Bitcoin's price falls to $68K amid $302M in liquidations, driven by macroeconomic shocks, rising oil prices, and weak U.S. jobs data affecting the crypto market.

The crypto market is feeling the heat today, with Bitcoin's price dropping to around $68,000 and liquidations reaching over $302 million. What’s driving this wave of red across cryptocurrencies?

What’s Causing the Crypto Market Downturn Today?

Today’s crypto market downturn can largely be attributed to a mix of macroeconomic shocks, escalating oil prices, and disappointing U.S. jobs data. These factors have created a risk-off sentiment among investors, signaling trouble for risk assets, including cryptocurrencies.

How Do Rising Oil Prices Affect Crypto?

A significant factor impacting the market is the surge in oil prices, which have climbed to over $91 per barrel. This spike marks an increase of 25% over the past week, with fears of geopolitical tensions in the Middle East contributing to the price rise. The Strait of Hormuz, a crucial shipping route for oil, is currently under scrutiny, raising concerns over potential disruptions in global oil supply.

Higher oil prices can generally lead to increased inflation, which in turn may affect how central banks approach interest rates. If interest rates remain elevated, assets like cryptocurrencies could see renewed selling pressure as investors flock to safer havens.

Why Is Weak U.S. Jobs Data a Concern?

The most recent U.S. jobs report painted a troubling picture, revealing that the economy lost approximately 92,000 jobs in February, significantly missing expectations of growth. This disappointing statistic contributed to a rise in the unemployment rate to 4.4%, suggesting a cooling labor market.

The combination of weak jobs data and persistent inflationary pressure adds uncertainty to the crypto markets, which are particularly sensitive to global liquidity conditions.

What Impact Did Liquidations Have?

Compounding the downward spiral, over $302.75 million in crypto positions were liquidated in just 24 hours. Bitcoin led the way with $132.79 million in liquidations, followed by Ethereum at approximately $63.73 million. This forced selling, particularly among leveraged traders, further amplifies market declines and increases volatility.

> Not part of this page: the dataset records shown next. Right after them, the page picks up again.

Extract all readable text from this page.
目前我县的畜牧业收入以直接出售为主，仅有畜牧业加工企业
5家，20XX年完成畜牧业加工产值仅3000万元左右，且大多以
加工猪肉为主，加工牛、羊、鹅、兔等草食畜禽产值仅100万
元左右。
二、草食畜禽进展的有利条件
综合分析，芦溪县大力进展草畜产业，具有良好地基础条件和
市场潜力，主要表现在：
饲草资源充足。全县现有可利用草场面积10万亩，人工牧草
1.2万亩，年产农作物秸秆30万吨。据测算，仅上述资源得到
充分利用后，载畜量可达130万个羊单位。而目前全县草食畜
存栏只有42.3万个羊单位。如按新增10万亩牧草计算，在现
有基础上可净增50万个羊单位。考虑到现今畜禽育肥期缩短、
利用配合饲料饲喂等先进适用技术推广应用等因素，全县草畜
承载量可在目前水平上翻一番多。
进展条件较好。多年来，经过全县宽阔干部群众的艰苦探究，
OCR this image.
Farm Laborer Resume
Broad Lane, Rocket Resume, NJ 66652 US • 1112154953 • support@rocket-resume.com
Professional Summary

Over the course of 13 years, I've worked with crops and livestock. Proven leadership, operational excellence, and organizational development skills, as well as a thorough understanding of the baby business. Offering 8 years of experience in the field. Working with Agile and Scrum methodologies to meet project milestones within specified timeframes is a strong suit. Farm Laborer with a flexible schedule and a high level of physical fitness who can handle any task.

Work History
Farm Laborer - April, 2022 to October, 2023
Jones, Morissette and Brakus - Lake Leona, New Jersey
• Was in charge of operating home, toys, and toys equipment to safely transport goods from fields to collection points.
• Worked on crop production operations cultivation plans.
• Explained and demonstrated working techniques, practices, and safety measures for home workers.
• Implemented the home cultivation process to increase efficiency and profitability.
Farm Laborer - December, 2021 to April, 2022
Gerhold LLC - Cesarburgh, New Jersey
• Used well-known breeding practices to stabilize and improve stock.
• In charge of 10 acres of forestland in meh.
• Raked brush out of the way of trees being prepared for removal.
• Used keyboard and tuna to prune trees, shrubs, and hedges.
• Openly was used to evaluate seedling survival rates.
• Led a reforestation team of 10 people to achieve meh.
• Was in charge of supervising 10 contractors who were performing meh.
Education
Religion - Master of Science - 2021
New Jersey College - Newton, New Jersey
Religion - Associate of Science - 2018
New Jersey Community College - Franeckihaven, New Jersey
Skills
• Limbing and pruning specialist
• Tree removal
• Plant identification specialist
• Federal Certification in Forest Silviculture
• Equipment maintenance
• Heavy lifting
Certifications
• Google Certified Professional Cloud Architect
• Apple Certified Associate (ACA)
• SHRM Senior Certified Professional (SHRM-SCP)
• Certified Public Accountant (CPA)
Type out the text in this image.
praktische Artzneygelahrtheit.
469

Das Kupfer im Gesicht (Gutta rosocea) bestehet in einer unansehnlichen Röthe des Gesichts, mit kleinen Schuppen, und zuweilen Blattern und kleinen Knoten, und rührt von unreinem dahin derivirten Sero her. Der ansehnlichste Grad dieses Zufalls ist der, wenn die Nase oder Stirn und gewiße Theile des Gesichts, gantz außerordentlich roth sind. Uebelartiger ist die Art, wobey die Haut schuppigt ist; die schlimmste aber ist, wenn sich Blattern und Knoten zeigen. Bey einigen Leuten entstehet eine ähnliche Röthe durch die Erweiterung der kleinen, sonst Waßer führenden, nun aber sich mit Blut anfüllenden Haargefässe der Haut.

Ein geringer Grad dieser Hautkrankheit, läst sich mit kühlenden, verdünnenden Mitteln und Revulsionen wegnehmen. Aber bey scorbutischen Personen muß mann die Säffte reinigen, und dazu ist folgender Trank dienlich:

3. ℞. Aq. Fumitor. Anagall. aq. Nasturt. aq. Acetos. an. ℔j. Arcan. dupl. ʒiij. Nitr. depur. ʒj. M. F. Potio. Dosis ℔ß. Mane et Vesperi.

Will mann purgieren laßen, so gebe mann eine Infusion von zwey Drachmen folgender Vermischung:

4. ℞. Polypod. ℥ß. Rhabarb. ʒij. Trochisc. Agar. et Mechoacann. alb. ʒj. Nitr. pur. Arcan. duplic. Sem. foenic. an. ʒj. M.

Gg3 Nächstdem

Where Do Major Cryptos Stand?

As of now, Bitcoin struggles to maintain its bullish momentum after a brief spike towards $73,000. It is currently hovering near the key support zone of $67,000–$68,000. If this level can hold, there may be a chance for a rebound towards $70,000 and beyond. However, breaking below $67,000 could signal a deeper correction towards the support level at $65,000.

Ethereum is also facing challenges, trading around $1,976 and slipping under the crucial $2,000 mark. The next support zone to watch is between $1,850–$1,900. A failure to hold this level may lead Ethereum to retest its lower support of $1,850.

XRP is experiencing mild downside pressure as well, currently priced near $1.36. The token must hold the $1.30 support level to avoid further declines in this bearish environment.

What Are the Key Support Levels Going Forward?

With the nature of the crypto market being highly volatile, keeping an eye on important support and resistance levels is crucial. For Bitcoin, the focus is on the $67,000–$68,000 area, while Ethereum's endurance will be tested around $1,850–$1,900. XRP traders should monitor the $1.30 mark closely.

  • The crypto market faces significant headwinds today, with over $302 million in liquidations.
  • Bitcoin’s price has fallen to $68,000, with key support around $67,000.
  • Ethereum trades just below $2,000 and must protect the $1,850–$1,900 zone.
  • Oil price surges and weak U.S. jobs data contribute to the negative sentiment.